The sun died and customers began to trickle away, back to the boats from which the smells of cooking were drifting downstream. Humph, distracted by the view, delicately broke open a crisp packet and began to cherry-pick the contents. Dryden sipped the beer, trying to imagine the New Ferry Inn on that last night in 1990. The newspapers had been asked to leave the villagers alone, in return receiving an open invitation instead to a press conference the next morning and the promise of a tour of Jude’s Ferry. But they’d been told, in retrospect, the lengths to which the army had gone to try and soften the blow which had fallen on these people. There’d been a dance in the Methodist Hall, free drinks and food at the inn – all paid for by the MoD, and fireworks set up on the town bridge. But even the army spokesman had been forced to admit that not all the villagers had been up for a celebration. Many had stayed at home, boycotting the festivities, quietly packing away their things in the tea-crates provided.

And beneath perhaps, in the cellar, the Skeleton Man.

‘Let’s eat,’ said Dryden suddenly, standing. ‘Properly. My shout.’

Humph was silent, his cheeks full of pork scratchings. ‘What?’ he asked. ‘On a plate?’

The bar was packed now, almost exclusively with a coach party of OAPs.
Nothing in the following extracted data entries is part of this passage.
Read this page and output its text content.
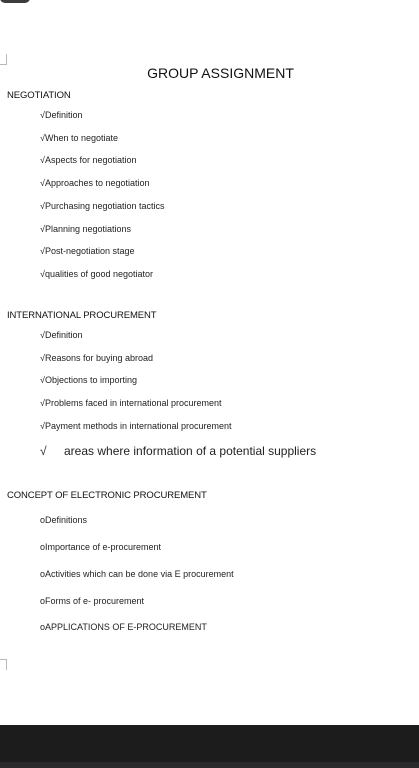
GROUP ASSIGNMENT
NEGOTIATION
√Definition
√When to negotiate
√Aspects for negotiation
√Approaches to negotiation
√Purchasing negotiation tactics
√Planning negotiations
√Post-negotiation stage
√qualities of good negotiator
INTERNATIONAL PROCUREMENT
√Definition
√Reasons for buying abroad
√Objections to importing
√Problems faced in international procurement
√Payment methods in international procurement
√ areas where information of a potential suppliers
CONCEPT OF ELECTRONIC PROCUREMENT
oDefinitions
oImportance of e-procurement
oActivities which can be done via E procurement
oForms of e- procurement
oAPPLICATIONS OF E-PROCUREMENT
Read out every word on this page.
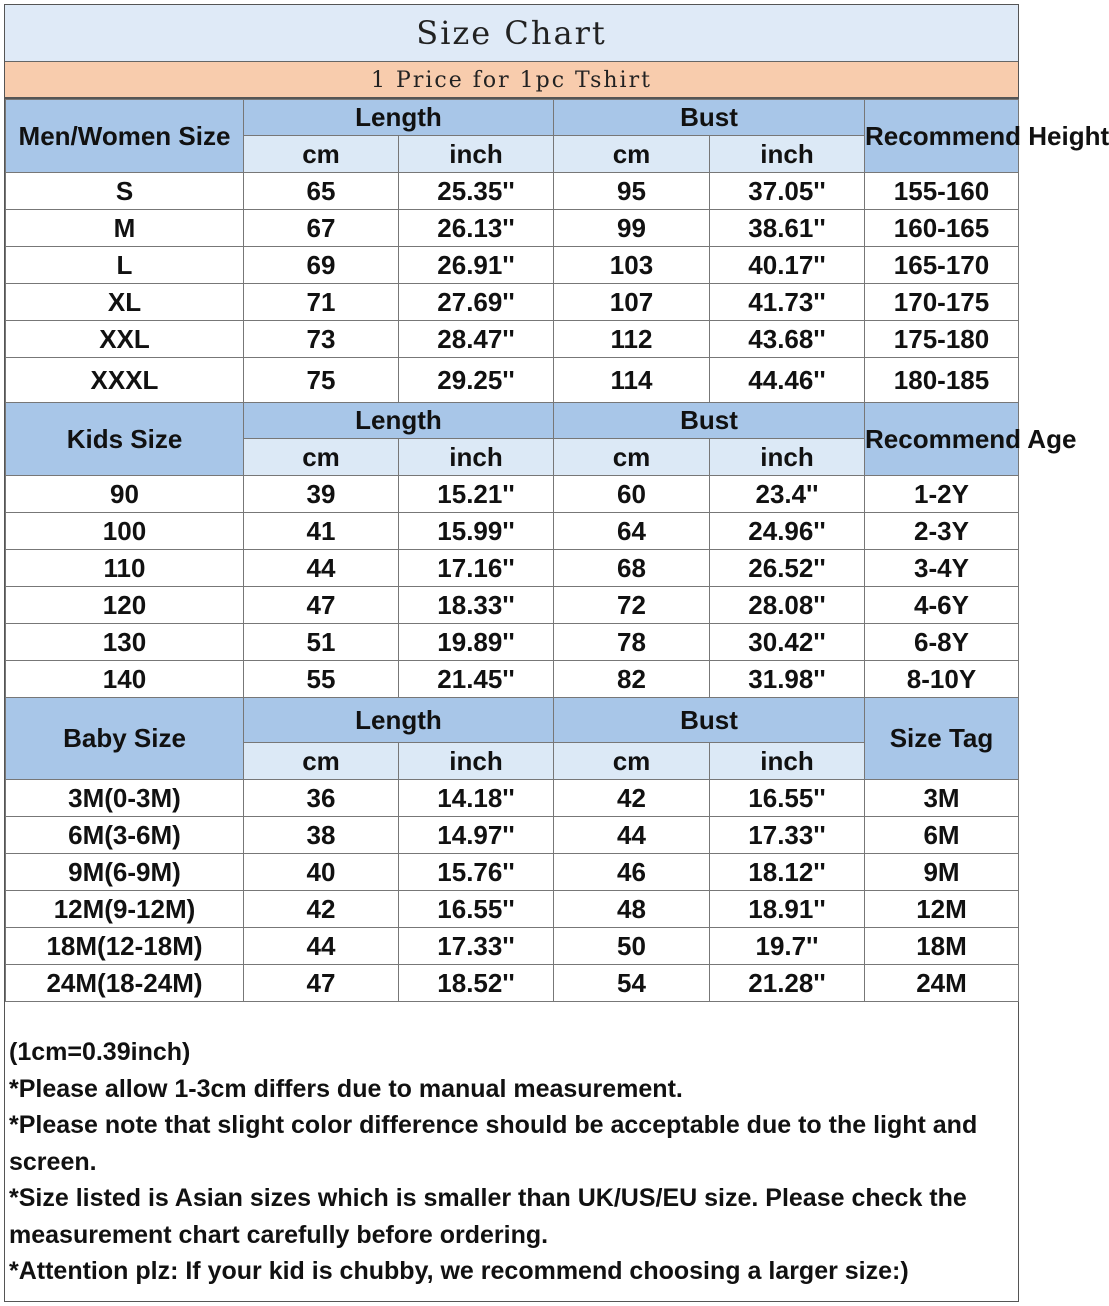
Size Chart
1 Price for 1pc Tshirt
Men/Women Size	Length		Bust		Recommend Height
	cm	inch	cm	inch	
S	65	25.35''	95	37.05''	155-160
M	67	26.13''	99	38.61''	160-165
L	69	26.91''	103	40.17''	165-170
XL	71	27.69''	107	41.73''	170-175
XXL	73	28.47''	112	43.68''	175-180
XXXL	75	29.25''	114	44.46''	180-185
Kids Size	Length		Bust		Recommend Age
	cm	inch	cm	inch	
90	39	15.21''	60	23.4''	1-2Y
100	41	15.99''	64	24.96''	2-3Y
110	44	17.16''	68	26.52''	3-4Y
120	47	18.33''	72	28.08''	4-6Y
130	51	19.89''	78	30.42''	6-8Y
140	55	21.45''	82	31.98''	8-10Y
Baby Size	Length		Bust		Size Tag
	cm	inch	cm	inch	
3M(0-3M)	36	14.18''	42	16.55''	3M
6M(3-6M)	38	14.97''	44	17.33''	6M
9M(6-9M)	40	15.76''	46	18.12''	9M
12M(9-12M)	42	16.55''	48	18.91''	12M
18M(12-18M)	44	17.33''	50	19.7''	18M
24M(18-24M)	47	18.52''	54	21.28''	24M
(1cm=0.39inch)
*Please allow 1-3cm differs due to manual measurement.
*Please note that slight color difference should be acceptable due to the light and screen.
*Size listed is Asian sizes which is smaller than UK/US/EU size. Please check the measurement chart carefully before ordering.
*Attention plz: If your kid is chubby, we recommend choosing a larger size:)
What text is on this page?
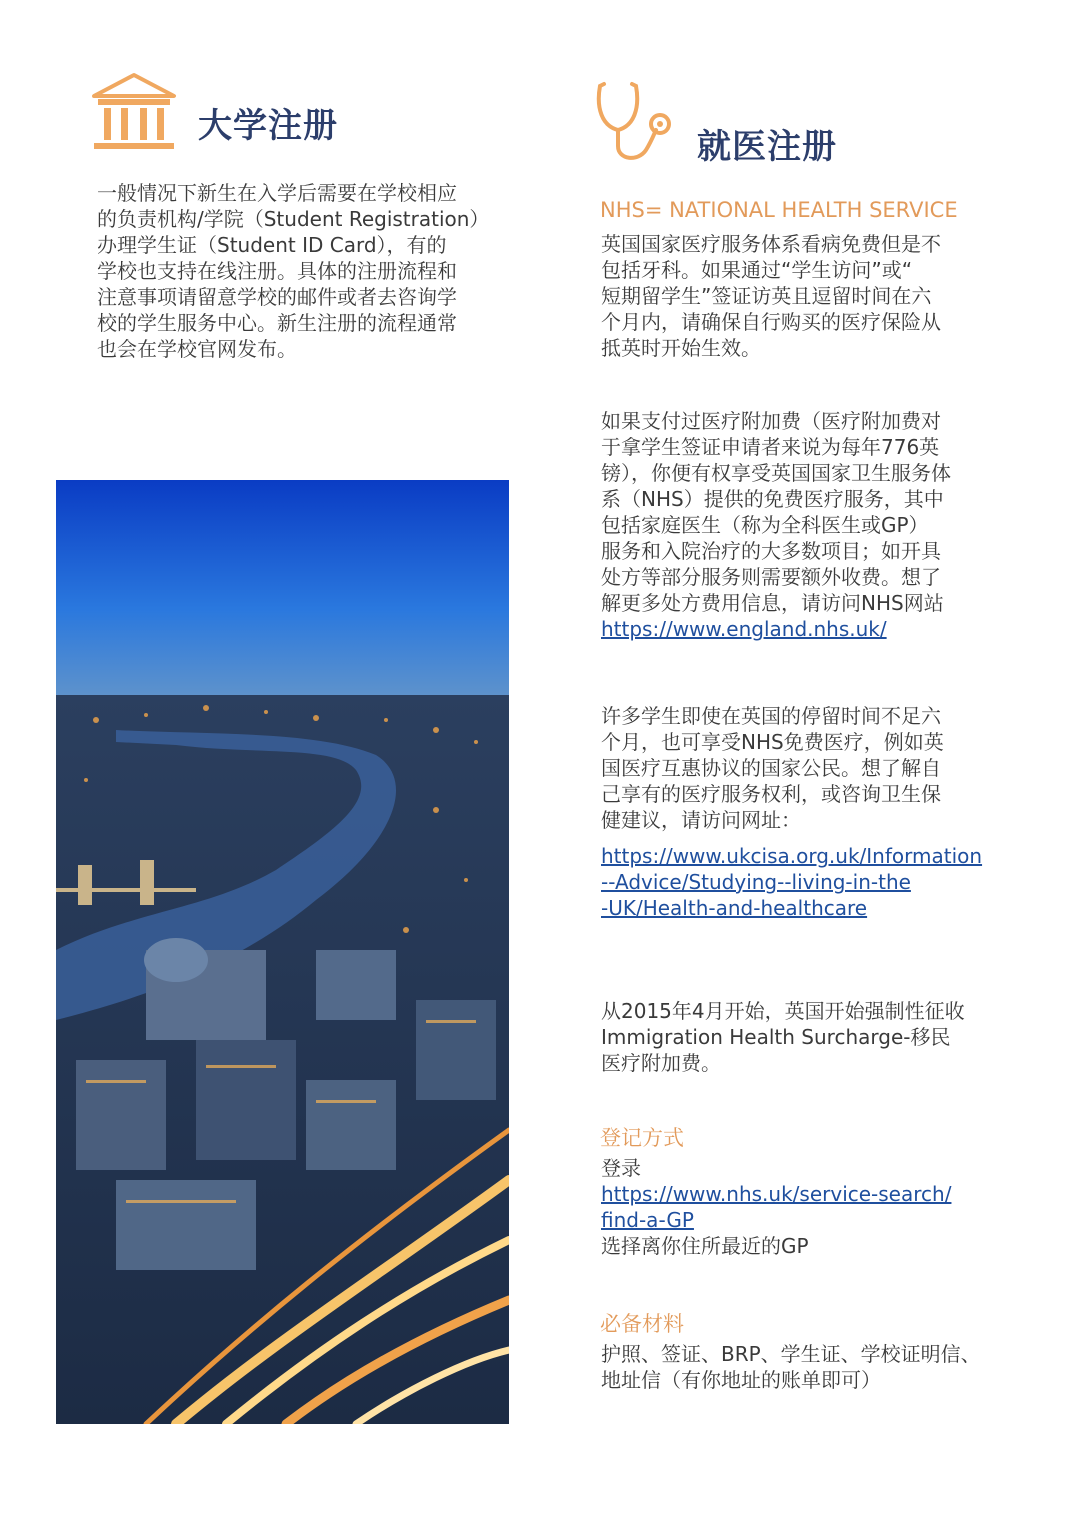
大学注册

一般情况下新生在入学后需要在学校相应
的负责机构/学院（Student Registration）
办理学生证（Student ID Card），有的
学校也支持在线注册。具体的注册流程和
注意事项请留意学校的邮件或者去咨询学
校的学生服务中心。新生注册的流程通常
也会在学校官网发布。

就医注册
NHS= NATIONAL HEALTH SERVICE

英国国家医疗服务体系看病免费但是不
包括牙科。如果通过“学生访问”或“
短期留学生”签证访英且逗留时间在六
个月内，请确保自行购买的医疗保险从
抵英时开始生效。

如果支付过医疗附加费（医疗附加费对
于拿学生签证申请者来说为每年776英
镑），你便有权享受英国国家卫生服务体
系（NHS）提供的免费医疗服务，其中
包括家庭医生（称为全科医生或GP）
服务和入院治疗的大多数项目；如开具
处方等部分服务则需要额外收费。想了
解更多处方费用信息，请访问NHS网站

https://www.england.nhs.uk/

许多学生即使在英国的停留时间不足六
个月，也可享受NHS免费医疗，例如英
国医疗互惠协议的国家公民。想了解自
己享有的医疗服务权利，或咨询卫生保
健建议，请访问网址：

https://www.ukcisa.org.uk/Information
--Advice/Studying--living-in-the
-UK/Health-and-healthcare

从2015年4月开始，英国开始强制性征收
Immigration Health Surcharge-移民
医疗附加费。

登记方式

登录

https://www.nhs.uk/service-search/
find-a-GP

选择离你住所最近的GP

必备材料

护照、签证、BRP、学生证、学校证明信、
地址信（有你地址的账单即可）
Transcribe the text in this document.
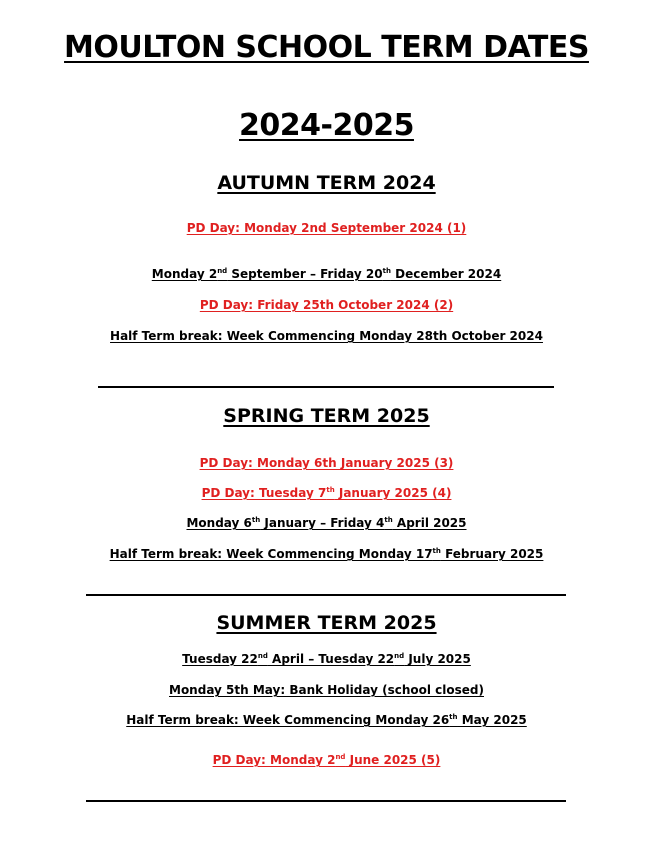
MOULTON SCHOOL TERM DATES
2024-2025
AUTUMN TERM 2024
PD Day: Monday 2nd September 2024 (1)
Monday 2nd September – Friday 20th December 2024
PD Day: Friday 25th October 2024 (2)
Half Term break: Week Commencing Monday 28th October 2024
SPRING TERM 2025
PD Day: Monday 6th January 2025 (3)
PD Day: Tuesday 7th January 2025 (4)
Monday 6th January – Friday 4th April 2025
Half Term break: Week Commencing Monday 17th February 2025
SUMMER TERM 2025
Tuesday 22nd April – Tuesday 22nd July 2025
Monday 5th May: Bank Holiday (school closed)
Half Term break: Week Commencing Monday 26th May 2025
PD Day: Monday 2nd June 2025 (5)
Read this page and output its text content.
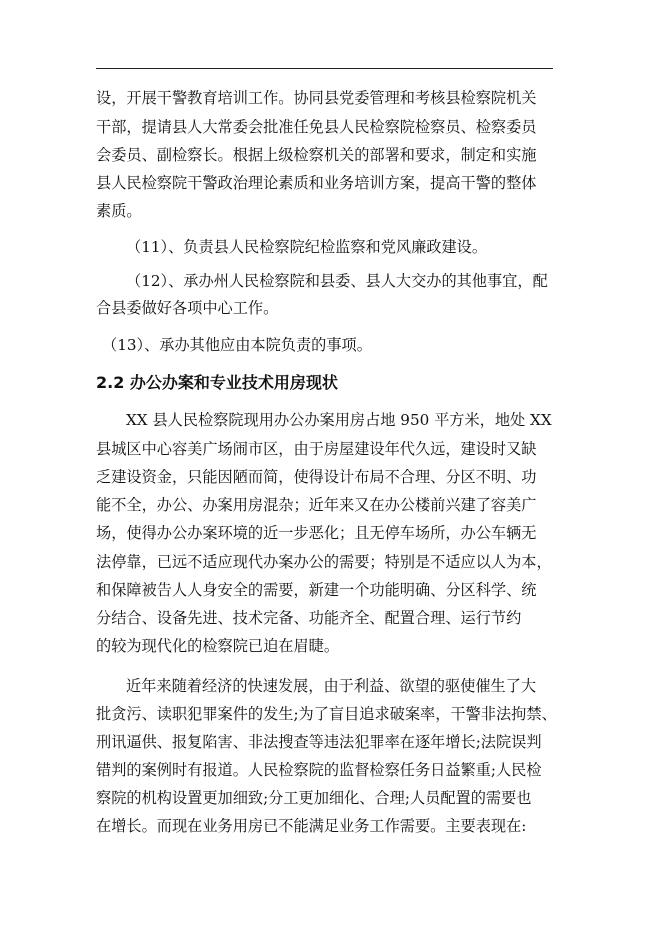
设，开展干警教育培训工作。协同县党委管理和考核县检察院机关
干部，提请县人大常委会批准任免县人民检察院检察员、检察委员
会委员、副检察长。根据上级检察机关的部署和要求，制定和实施
县人民检察院干警政治理论素质和业务培训方案，提高干警的整体
素质。
（11）、负责县人民检察院纪检监察和党风廉政建设。
（12）、承办州人民检察院和县委、县人大交办的其他事宜，配
合县委做好各项中心工作。
（13）、承办其他应由本院负责的事项。
2.2 办公办案和专业技术用房现状
XX 县人民检察院现用办公办案用房占地 950 平方米，地处 XX
县城区中心容美广场闹市区，由于房屋建设年代久远，建设时又缺
乏建设资金，只能因陋而简，使得设计布局不合理、分区不明、功
能不全，办公、办案用房混杂；近年来又在办公楼前兴建了容美广
场，使得办公办案环境的近一步恶化；且无停车场所，办公车辆无
法停靠，已远不适应现代办案办公的需要；特别是不适应以人为本，
和保障被告人人身安全的需要，新建一个功能明确、分区科学、统
分结合、设备先进、技术完备、功能齐全、配置合理、运行节约
的较为现代化的检察院已迫在眉睫。
近年来随着经济的快速发展，由于利益、欲望的驱使催生了大
批贪污、读职犯罪案件的发生;为了盲目追求破案率，干警非法拘禁、
刑讯逼供、报复陷害、非法搜查等违法犯罪率在逐年增长;法院误判
错判的案例时有报道。人民检察院的监督检察任务日益繁重;人民检
察院的机构设置更加细致;分工更加细化、合理;人员配置的需要也
在增长。而现在业务用房已不能满足业务工作需要。主要表现在:
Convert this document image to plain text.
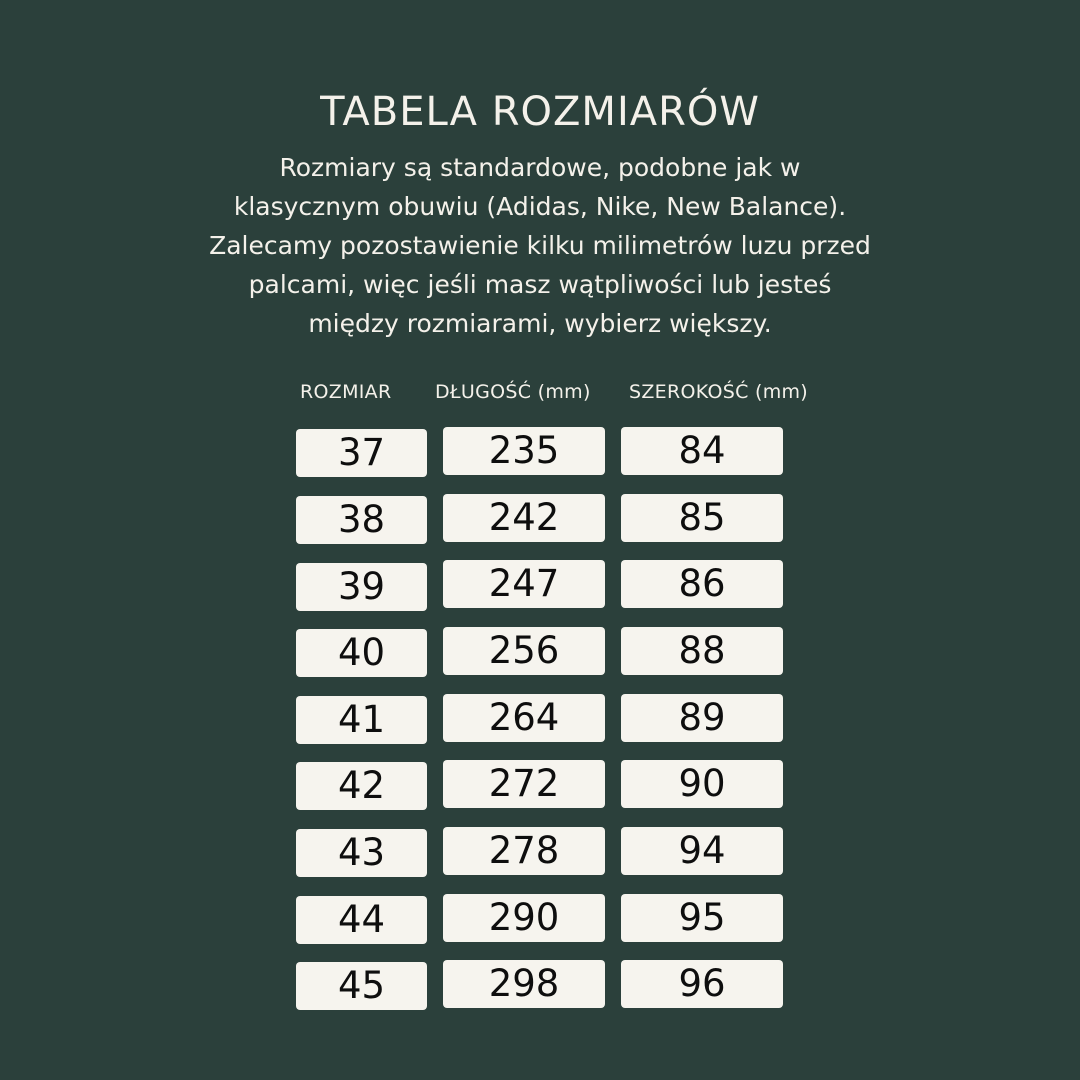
TABELA ROZMIARÓW
Rozmiary są standardowe, podobne jak w
klasycznym obuwiu (Adidas, Nike, New Balance).
Zalecamy pozostawienie kilku milimetrów luzu przed
palcami, więc jeśli masz wątpliwości lub jesteś
między rozmiarami, wybierz większy.
ROZMIAR DŁUGOŚĆ (mm) SZEROKOŚĆ (mm)
37	235	84
38	242	85
39	247	86
40	256	88
41	264	89
42	272	90
43	278	94
44	290	95
45	298	96
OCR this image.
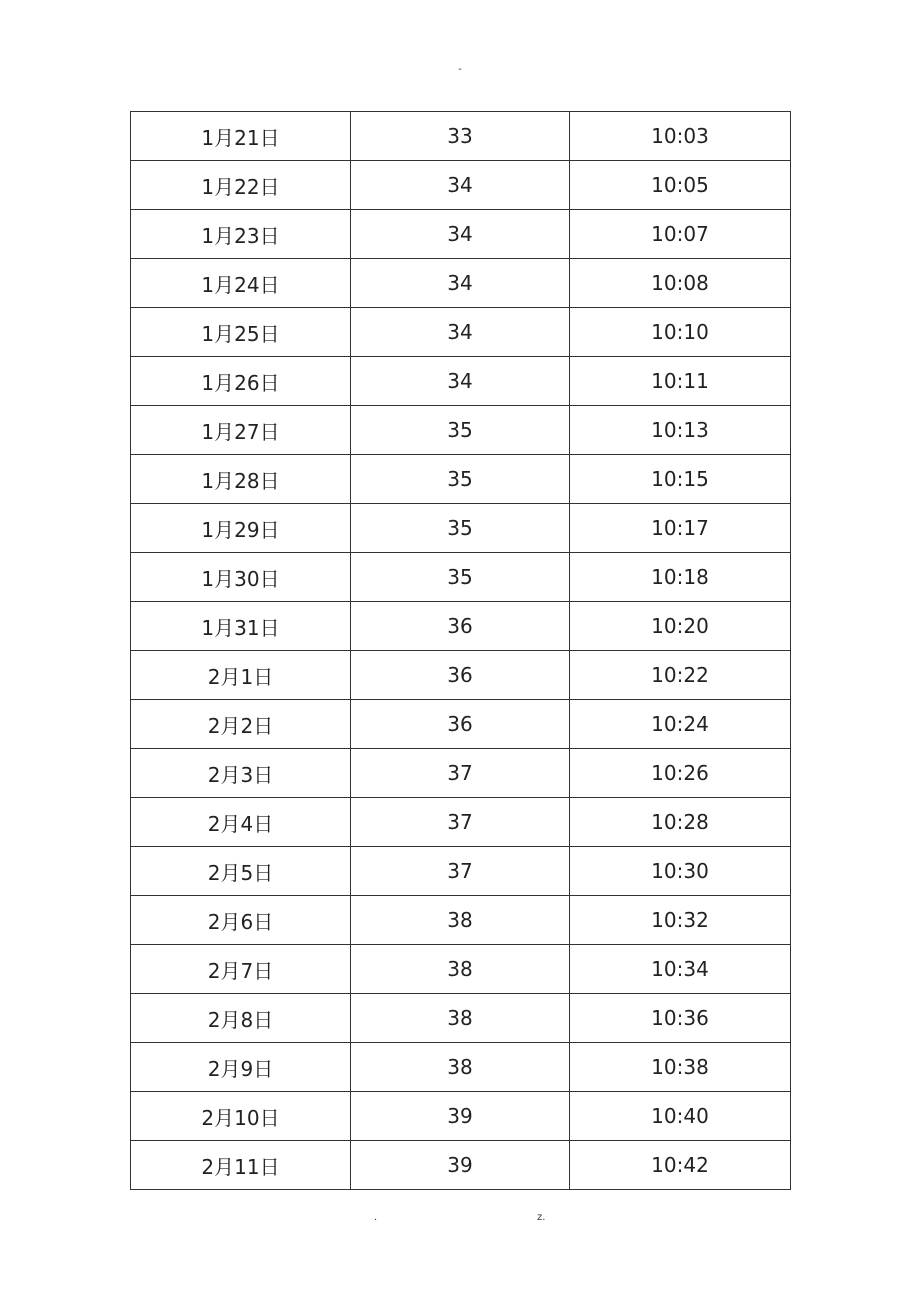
-
1月21日	33	10:03
1月22日	34	10:05
1月23日	34	10:07
1月24日	34	10:08
1月25日	34	10:10
1月26日	34	10:11
1月27日	35	10:13
1月28日	35	10:15
1月29日	35	10:17
1月30日	35	10:18
1月31日	36	10:20
2月1日	36	10:22
2月2日	36	10:24
2月3日	37	10:26
2月4日	37	10:28
2月5日	37	10:30
2月6日	38	10:32
2月7日	38	10:34
2月8日	38	10:36
2月9日	38	10:38
2月10日	39	10:40
2月11日	39	10:42
.	z.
They sat at two long tables set with glasses and cutlery, a middle-aged woman with a clipboard moving amongst them checking choices pre-ordered for dinner. A group of young waitresses fluttered around them like sparrows around a garden feeder. Dryden noticed that all the girls were dark-haired and pretty, and wondered if it was a qualification for employment at the pub. He recalled seeing Woodruffe on that final morning in Jude’s Ferry, sitting in the sun with the girl in the crumpled T- shirt. Tonight the publican was on the customers’ side of the bar, drinking from a pottery mug, and reading the Ely Express.

Dryden ordered food and included Woodruffe in the round. He offered his hand: ‘Philip Dryden. I wrote that…’ he said, tapping the front-page story on Jude’s Ferry. ‘You’re Ken Woodruffe? Your mother was the licensee of the New Ferry Inn?’

Up close Dryden could see that Woodruffe was younger than he first looked but the hair was thinning fast, revealing a high, frail skull, the thin neck rising out of a brutally white shirt buttoned up to take a sober blue tie. His skin was pale, as if he’d spent a lifetime under the bar’s neon strip light, thin wrinkles grey with other people’s cigarette smoke.

‘Sorry, sorry,’ he said, holding up his hands. ‘Today, you know. I’ve had enough. It’s all been very difficult and I’ve answered the police questions. I’ll bring your food out, OK? But I really don’t want to talk.’

He stood suddenly, his hands readjusting the bar mats, ashtray and a newspaper. Dryden could see that the mug held an amber liquid rather than tea or coffee and he guessed it was whisky. Even here, on the right side of the bar, Woodruffe seemed anxious to preserve some distance from strangers, stepping back from his seat and taking the mug with him.

Dryden nodded, backing off and giving him room. ‘No problem. I was just interested. I was there, like I said in that piece, in the cellar when they found him.’

He retreated with the drinks and they waited in the dusk, watching the river turn violet under the first stars.